Why test code? In the real world, chances are you won’t have an autograder. When your code gets deployed into production, it is important that you know that it will work for simple cases as well as strange edge cases.

Test-Driven Development. When provided an autograder, it is very easy to go “autograder happy”. Instead of actually understanding the spec and the requirements for a project, a student may write some base implementation, smash their code against the autograder, fix some parts, and repeat until a test is passed. This process tends to be a bit lengthy and really is not the best use of time. We will introduce a new programming method, Test-Driven Development (TDD), where the programmer writes the tests for a function before the actual function is written. Since unit tests are written before the function is, it becomes much easier to isolate errors in your code. Additionally, writing unit test requires that you have a relatively solid understanding of the task that you are undertaking. A drawback of this method is that it can be fairly slow and it can be easy to forget to test how functions interact with each other.
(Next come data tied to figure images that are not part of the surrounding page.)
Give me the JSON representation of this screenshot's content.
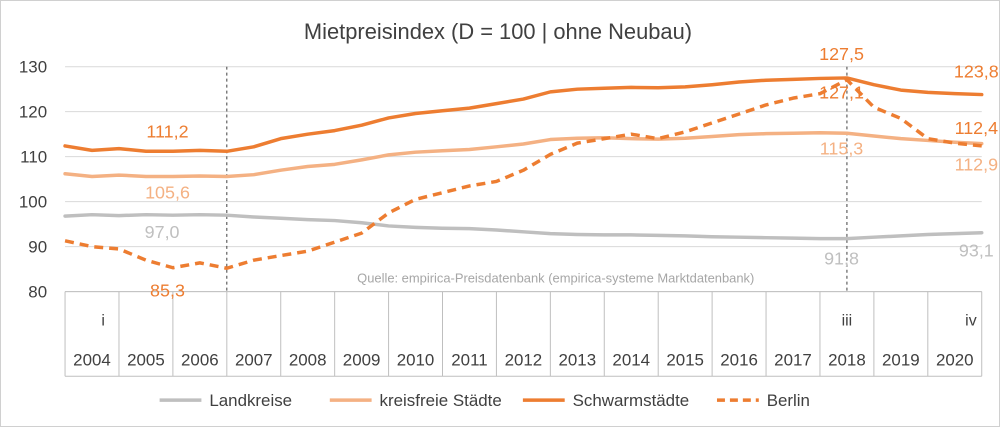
{
  "chart_data": {
    "type": "line",
    "title": "Mietpreisindex (D = 100 | ohne Neubau)",
    "ylim": [
      80,
      130
    ],
    "yticks": [
      "80",
      "90",
      "100",
      "110",
      "120",
      "130"
    ],
    "xlim": [
      2004,
      2021
    ],
    "year_labels": [
      "2004",
      "2005",
      "2006",
      "2007",
      "2008",
      "2009",
      "2010",
      "2011",
      "2012",
      "2013",
      "2014",
      "2015",
      "2016",
      "2017",
      "2018",
      "2019",
      "2020"
    ],
    "markers": [
      {
        "label": "i",
        "x": 2007
      },
      {
        "label": "iii",
        "x": 2018.5
      },
      {
        "label": "iv",
        "x": 2020.8
      }
    ],
    "source": "Quelle: empirica-Preisdatenbank (empirica-systeme Marktdatenbank)",
    "grid": true,
    "legend_position": "bottom",
    "colors": {
      "Landkreise": "#bfbfbf",
      "kreisfreie Städte": "#f4b183",
      "Schwarmstädte": "#ed7d31",
      "Berlin": "#ed7d31"
    },
    "series": [
      {
        "name": "Landkreise",
        "style": "solid",
        "x": [
          2004,
          2004.5,
          2005,
          2005.5,
          2006,
          2006.5,
          2007,
          2007.5,
          2008,
          2008.5,
          2009,
          2009.5,
          2010,
          2010.5,
          2011,
          2011.5,
          2012,
          2012.5,
          2013,
          2013.5,
          2014,
          2014.5,
          2015,
          2015.5,
          2016,
          2016.5,
          2017,
          2017.5,
          2018,
          2018.5,
          2019,
          2019.5,
          2020,
          2020.5,
          2021
        ],
        "values": [
          96.8,
          97.1,
          96.9,
          97.1,
          97.0,
          97.1,
          97.0,
          96.6,
          96.3,
          96.0,
          95.8,
          95.3,
          94.6,
          94.3,
          94.1,
          94.0,
          93.7,
          93.3,
          92.9,
          92.7,
          92.6,
          92.6,
          92.5,
          92.4,
          92.2,
          92.1,
          92.0,
          91.9,
          91.8,
          91.8,
          92.1,
          92.4,
          92.7,
          92.9,
          93.1
        ]
      },
      {
        "name": "kreisfreie Städte",
        "style": "solid",
        "x": [
          2004,
          2004.5,
          2005,
          2005.5,
          2006,
          2006.5,
          2007,
          2007.5,
          2008,
          2008.5,
          2009,
          2009.5,
          2010,
          2010.5,
          2011,
          2011.5,
          2012,
          2012.5,
          2013,
          2013.5,
          2014,
          2014.5,
          2015,
          2015.5,
          2016,
          2016.5,
          2017,
          2017.5,
          2018,
          2018.5,
          2019,
          2019.5,
          2020,
          2020.5,
          2021
        ],
        "values": [
          106.2,
          105.6,
          105.9,
          105.6,
          105.6,
          105.7,
          105.6,
          106.0,
          107.0,
          107.8,
          108.3,
          109.3,
          110.4,
          111.0,
          111.3,
          111.6,
          112.2,
          112.8,
          113.8,
          114.1,
          114.2,
          114.0,
          113.9,
          114.1,
          114.5,
          114.9,
          115.1,
          115.2,
          115.3,
          115.2,
          114.6,
          114.0,
          113.6,
          113.2,
          112.9
        ]
      },
      {
        "name": "Schwarmstädte",
        "style": "solid",
        "x": [
          2004,
          2004.5,
          2005,
          2005.5,
          2006,
          2006.5,
          2007,
          2007.5,
          2008,
          2008.5,
          2009,
          2009.5,
          2010,
          2010.5,
          2011,
          2011.5,
          2012,
          2012.5,
          2013,
          2013.5,
          2014,
          2014.5,
          2015,
          2015.5,
          2016,
          2016.5,
          2017,
          2017.5,
          2018,
          2018.5,
          2019,
          2019.5,
          2020,
          2020.5,
          2021
        ],
        "values": [
          112.4,
          111.4,
          111.8,
          111.2,
          111.2,
          111.4,
          111.2,
          112.2,
          114.0,
          115.0,
          115.8,
          117.0,
          118.6,
          119.6,
          120.2,
          120.8,
          121.8,
          122.8,
          124.4,
          125.0,
          125.2,
          125.4,
          125.3,
          125.5,
          126.0,
          126.6,
          127.0,
          127.2,
          127.4,
          127.5,
          126.0,
          124.8,
          124.3,
          124.0,
          123.8
        ]
      },
      {
        "name": "Berlin",
        "style": "dashed",
        "x": [
          2004,
          2004.5,
          2005,
          2005.5,
          2006,
          2006.5,
          2007,
          2007.5,
          2008,
          2008.5,
          2009,
          2009.5,
          2010,
          2010.5,
          2011,
          2011.5,
          2012,
          2012.5,
          2013,
          2013.5,
          2014,
          2014.5,
          2015,
          2015.5,
          2016,
          2016.5,
          2017,
          2017.5,
          2018,
          2018.5,
          2019,
          2019.5,
          2020,
          2020.5,
          2021
        ],
        "values": [
          91.3,
          90.0,
          89.5,
          87.0,
          85.3,
          86.4,
          85.2,
          87.0,
          88.0,
          89.0,
          91.0,
          93.0,
          97.5,
          100.5,
          102.0,
          103.5,
          104.5,
          107.0,
          110.5,
          113.0,
          114.0,
          115.0,
          114.0,
          115.5,
          117.5,
          119.5,
          121.5,
          123.0,
          124.0,
          127.1,
          121.0,
          118.5,
          114.0,
          113.0,
          112.4
        ]
      }
    ],
    "data_labels": [
      {
        "text": "111,2",
        "x": 2005.9,
        "y": 111.2,
        "color": "#ed7d31"
      },
      {
        "text": "105,6",
        "x": 2005.9,
        "y": 105.6,
        "color": "#f4b183"
      },
      {
        "text": "97,0",
        "x": 2005.8,
        "y": 97.0,
        "color": "#bfbfbf"
      },
      {
        "text": "85,3",
        "x": 2005.9,
        "y": 85.3,
        "color": "#ed7d31"
      },
      {
        "text": "127,5",
        "x": 2018.4,
        "y": 127.5,
        "color": "#ed7d31"
      },
      {
        "text": "127,1",
        "x": 2018.4,
        "y": 127.1,
        "color": "#ed7d31"
      },
      {
        "text": "115,3",
        "x": 2018.4,
        "y": 115.3,
        "color": "#f4b183"
      },
      {
        "text": "91,8",
        "x": 2018.4,
        "y": 91.8,
        "color": "#bfbfbf"
      },
      {
        "text": "123,8",
        "x": 2020.9,
        "y": 123.8,
        "color": "#ed7d31"
      },
      {
        "text": "112,4",
        "x": 2020.9,
        "y": 112.4,
        "color": "#ed7d31"
      },
      {
        "text": "112,9",
        "x": 2020.9,
        "y": 112.9,
        "color": "#f4b183"
      },
      {
        "text": "93,1",
        "x": 2020.9,
        "y": 93.1,
        "color": "#bfbfbf"
      }
    ]
  }
}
JUnit tests. JUnit is a package that is used to debug programs in Java. An example function that comes from JUnit is assertEquals(expected, actual). This function checks that expected and actual have the same value. There are a bunch of other JUnit functions such as assertEquals, assertFalse, and assertNotNull. These easiest way to get started with JUnit testing is to have IntelliJ generate the test boilerplate code for you.

Buggy ArrayQueue. We explored two buggy implementations of the ArrayQueue to apply our hypothesis generation and information gathering techniques.

Buggy ArrayQueue1
public class ArrayQueue1<T> {
    private T[] data;
    private int size;
    private int front;
    private int back;

    @SuppressWarnings("unchecked")
    public ArrayQueue1() {
        data = (T[]) new Object[8];
        size = 0;
        front = 7;
        back = 0;
    }

    public void add(T item) {
        data[back] = item;
        back = (back + 1) % data.length;
        size += 1;
    }

    public boolean isEmpty() {
        return size == 0;
    }

    public int size() {
        return size;
    }

    public T remove() {
        T first = data[(front + 1) % data.length];
        front = (front + 1) % data.length;
        data[front] = null;
        size -= 1;
        return first;
    }

    public static void main(String[] args) {
        ArrayQueue1<Integer> queue = new ArrayQueue1<>();
        queue.add(1);
        queue.remove();
        queue.add(3);
        queue.remove();
        queue.remove();
        queue.add(6);
        queue.remove();
        System.out.println("isEmpty() expected true, got " + queue.isEmpty());
    }
}
Buggy ArrayQueue2
public class ArrayQueue2<T> {
    private T[] data;
    private int size;
    private int front;
    private int back;

    @SuppressWarnings("unchecked")
    public ArrayQueue2() {
        data = (T[]) new Object[8];
        size = 0;
        front = 0;
        back = 0;
    }

    public void add(T item) {
        if (isEmpty()) {
            data[back] = item;
            size += 1;
        } else {
            back = (back + 1) % data.length;
            data[back] = item;
            size += 1;
        }
    }

    public boolean isEmpty() {
        return size == 0;
    }

    public int size() {
        return size;
    }

    public T remove() {
        if (isEmpty()) {
            return null;
        }
        T first = data[front];
        data[front] = null;
        front = (front + 1) % data.length;
        size -= 1;
        return first;
    }

    public static void main(String[] args) {
        ArrayQueue2<Integer> queue = new ArrayQueue2<>();
        queue.add(0);
        queue.remove();
        queue.add(2);
        queue.add(3);
        queue.add(5);
        queue.add(6);
        System.out.println("remove() expected 2, got " + queue.remove());
    }
}
  1. In general, is it good to write tests that test your entire program? How about for specific functions?
  2. Write a testing method that will take in 2 arrays and see if they are equal. These arrays can have nested arrays and those nested arrays can have nested arrays and so forth.
  3. If we have 2 objects, Object o1 and Object o2, that have identical qualities, will assertEquals(o1, o2) assert true or false?